The taskforce was appointed in February to consider how climate change and related policy might affect the wealth fund, Government Pension Fund Global (GPFG). It is led by the Chair of the Principles of Responsible Investment, Martin Skancke, who helped set up the fund during his tenure as Head Asset Management at Norway’s finance ministry – a position he left in 2011. 

In addition to his PRI role, Skancke is currently a board member at both Norwegian financial services company Storebrand and the Taskforce for Climate-related Financial Disclosures (TCFD). He is joined on the expert group by former Norwegian Minister of Finance Kristin Halvorsen, now a director at the country’s Center for International Climate Research.

In its findings, released today, the group said that stress testing the GPFG’s portfolio against climate scenarios would “provide a more complete picture of the fund’s climate risk, and be consistent with the requirements for TCFD reporting the fund itself sets for companies in which they invest”.

The authors also recommended that NBIM, which manages GPFG, should require its portfolio companies to test their resilience using climate scenarios, so that the fund can better “identify deviations from decarbonisation pathways consistent with the climate targets, and to quantify possible economic consequences of this”.

They acknowledged in the report that while NBIM does not yet regularly report against climate scenarios, work is being done on this at the fund. 

One of the core recommendations is that the Finance Ministry revises the fund’s mandate to strengthen NBIM’s responsible investment and active ownership, particularly increasing requirements around “measuring, managing and reporting climate risk”. 

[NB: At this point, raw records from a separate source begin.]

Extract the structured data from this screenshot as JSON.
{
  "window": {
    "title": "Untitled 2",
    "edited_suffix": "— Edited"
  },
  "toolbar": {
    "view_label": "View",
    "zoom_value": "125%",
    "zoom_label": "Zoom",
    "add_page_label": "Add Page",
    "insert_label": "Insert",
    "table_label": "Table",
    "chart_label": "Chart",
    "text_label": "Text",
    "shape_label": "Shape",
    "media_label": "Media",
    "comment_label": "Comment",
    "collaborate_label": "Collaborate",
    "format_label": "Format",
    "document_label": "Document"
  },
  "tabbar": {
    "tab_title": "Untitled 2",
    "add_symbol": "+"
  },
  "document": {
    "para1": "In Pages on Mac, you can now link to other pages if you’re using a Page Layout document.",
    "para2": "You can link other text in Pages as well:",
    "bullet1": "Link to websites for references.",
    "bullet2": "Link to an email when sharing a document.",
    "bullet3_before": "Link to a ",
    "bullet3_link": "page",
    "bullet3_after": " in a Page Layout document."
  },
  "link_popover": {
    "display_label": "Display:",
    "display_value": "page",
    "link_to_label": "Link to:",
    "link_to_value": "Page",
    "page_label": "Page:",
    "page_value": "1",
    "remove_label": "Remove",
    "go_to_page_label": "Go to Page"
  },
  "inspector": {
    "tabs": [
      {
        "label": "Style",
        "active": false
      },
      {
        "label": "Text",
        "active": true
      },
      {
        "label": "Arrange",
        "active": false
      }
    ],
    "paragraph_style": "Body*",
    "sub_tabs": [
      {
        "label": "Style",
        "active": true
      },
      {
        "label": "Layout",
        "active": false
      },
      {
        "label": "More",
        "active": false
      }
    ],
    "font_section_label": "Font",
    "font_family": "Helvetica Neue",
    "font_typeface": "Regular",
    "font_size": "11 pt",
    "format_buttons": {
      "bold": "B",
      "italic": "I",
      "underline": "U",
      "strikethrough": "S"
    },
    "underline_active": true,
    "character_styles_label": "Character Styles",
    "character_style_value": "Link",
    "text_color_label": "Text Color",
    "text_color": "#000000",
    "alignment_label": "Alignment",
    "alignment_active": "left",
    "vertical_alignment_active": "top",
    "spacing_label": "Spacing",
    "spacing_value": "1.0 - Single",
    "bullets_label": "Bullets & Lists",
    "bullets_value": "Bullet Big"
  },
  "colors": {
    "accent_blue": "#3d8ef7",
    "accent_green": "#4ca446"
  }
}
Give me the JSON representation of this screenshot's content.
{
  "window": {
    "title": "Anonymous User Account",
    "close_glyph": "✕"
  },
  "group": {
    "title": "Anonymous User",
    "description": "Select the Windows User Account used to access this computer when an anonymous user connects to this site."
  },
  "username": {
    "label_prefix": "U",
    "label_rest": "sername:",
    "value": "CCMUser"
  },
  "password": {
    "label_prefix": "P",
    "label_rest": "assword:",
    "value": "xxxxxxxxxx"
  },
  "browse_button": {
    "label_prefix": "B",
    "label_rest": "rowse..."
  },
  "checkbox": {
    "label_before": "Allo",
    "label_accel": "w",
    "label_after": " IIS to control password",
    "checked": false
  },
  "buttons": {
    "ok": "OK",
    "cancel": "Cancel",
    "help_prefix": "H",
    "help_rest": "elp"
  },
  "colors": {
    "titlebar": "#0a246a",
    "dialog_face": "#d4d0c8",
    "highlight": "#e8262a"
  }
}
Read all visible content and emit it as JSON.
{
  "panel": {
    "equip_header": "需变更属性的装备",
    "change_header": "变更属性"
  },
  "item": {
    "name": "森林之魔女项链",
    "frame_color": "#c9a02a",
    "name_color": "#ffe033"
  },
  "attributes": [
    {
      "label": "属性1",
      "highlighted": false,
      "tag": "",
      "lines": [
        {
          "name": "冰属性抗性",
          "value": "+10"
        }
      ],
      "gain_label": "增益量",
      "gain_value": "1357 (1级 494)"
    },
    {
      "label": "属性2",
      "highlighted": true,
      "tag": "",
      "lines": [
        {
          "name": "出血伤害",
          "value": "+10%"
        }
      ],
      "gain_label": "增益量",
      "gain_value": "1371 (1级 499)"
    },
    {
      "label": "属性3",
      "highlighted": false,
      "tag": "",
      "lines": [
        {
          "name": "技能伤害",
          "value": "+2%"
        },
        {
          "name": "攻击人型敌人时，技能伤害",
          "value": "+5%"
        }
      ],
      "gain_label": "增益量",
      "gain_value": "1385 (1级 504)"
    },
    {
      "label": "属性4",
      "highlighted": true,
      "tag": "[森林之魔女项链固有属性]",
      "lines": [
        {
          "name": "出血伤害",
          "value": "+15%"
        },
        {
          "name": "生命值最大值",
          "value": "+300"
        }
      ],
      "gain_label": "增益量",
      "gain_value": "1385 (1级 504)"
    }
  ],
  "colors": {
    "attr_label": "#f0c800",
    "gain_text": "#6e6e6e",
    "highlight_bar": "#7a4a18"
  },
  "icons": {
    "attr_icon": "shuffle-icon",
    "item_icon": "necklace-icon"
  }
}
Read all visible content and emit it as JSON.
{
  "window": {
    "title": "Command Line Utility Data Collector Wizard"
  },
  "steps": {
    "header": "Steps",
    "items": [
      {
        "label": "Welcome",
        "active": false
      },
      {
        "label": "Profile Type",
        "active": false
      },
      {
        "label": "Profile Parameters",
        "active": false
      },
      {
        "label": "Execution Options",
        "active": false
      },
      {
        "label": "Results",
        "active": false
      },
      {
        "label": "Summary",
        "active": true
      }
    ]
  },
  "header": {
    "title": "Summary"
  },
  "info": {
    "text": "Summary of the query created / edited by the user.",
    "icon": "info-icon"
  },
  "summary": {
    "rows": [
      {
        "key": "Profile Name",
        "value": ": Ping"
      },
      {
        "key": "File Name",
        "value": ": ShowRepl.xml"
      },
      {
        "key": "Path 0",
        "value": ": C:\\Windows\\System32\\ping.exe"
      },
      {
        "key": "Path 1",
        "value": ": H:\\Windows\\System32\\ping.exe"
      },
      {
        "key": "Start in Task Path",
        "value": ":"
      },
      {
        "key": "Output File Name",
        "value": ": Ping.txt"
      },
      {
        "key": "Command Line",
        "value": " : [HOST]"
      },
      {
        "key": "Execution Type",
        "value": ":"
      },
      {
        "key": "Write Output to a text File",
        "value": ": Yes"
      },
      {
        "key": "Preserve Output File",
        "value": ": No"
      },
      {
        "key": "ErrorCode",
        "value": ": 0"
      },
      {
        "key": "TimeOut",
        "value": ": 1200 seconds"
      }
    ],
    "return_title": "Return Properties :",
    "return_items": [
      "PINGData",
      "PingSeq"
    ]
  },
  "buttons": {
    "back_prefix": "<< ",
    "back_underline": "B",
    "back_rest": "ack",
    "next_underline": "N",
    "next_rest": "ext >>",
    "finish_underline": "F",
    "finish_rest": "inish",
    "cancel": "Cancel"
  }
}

For instance, they suggest including in the mandate language such as “Responsible investment management shall form an integral part of the management of the investment portfolio”, and “[a] good long-term return is considered to depend on sustainable economic, environmental and social development, as well as on well-functioning, legitimate and efficient markets”.

The group also recommended that the fund set a Net Zero emissions target “to help demonstrate consistency between the guidelines for managing the fund and the ambitions in the Paris Agreement to which Norway is a party”.

On the exclusion of sectors perceived to have “specific climate-related risk”, the expert group was sceptical, describing such an approach as a “very ineffective tool for risk management”, and one that “leads to poorer risk diversification”.

Earlier this week, NBIM posted strong half year financial results, which it attributed in part to good performance from the energy sector, buoyed by rising oil prices. 

“Decarbonisation of the fund should happen through contributing to decarbonisation of the companies in which the fund is invested. This is the best path to reduce climate risk for our common wealth,” said Skancke.

The report notes that the investment industry gives “too little priority to active ownership”, although investor engagement bodies such as Climate Action 100+ are tackling this. It goes on to criticise GPFG for having a “somewhat restrictive attitude to formalised cooperation”, saying it should be a “priority area for the fund”. 

“The fund is very long-term and broadly invested, and has a strong self-interest in investors on the whole not under-prioritising this work,” the report states. “The fund is among the world’s largest shareholders – which carries an obligation. We have therefore proposed that this work be anchored separately in the mandate for the fund”.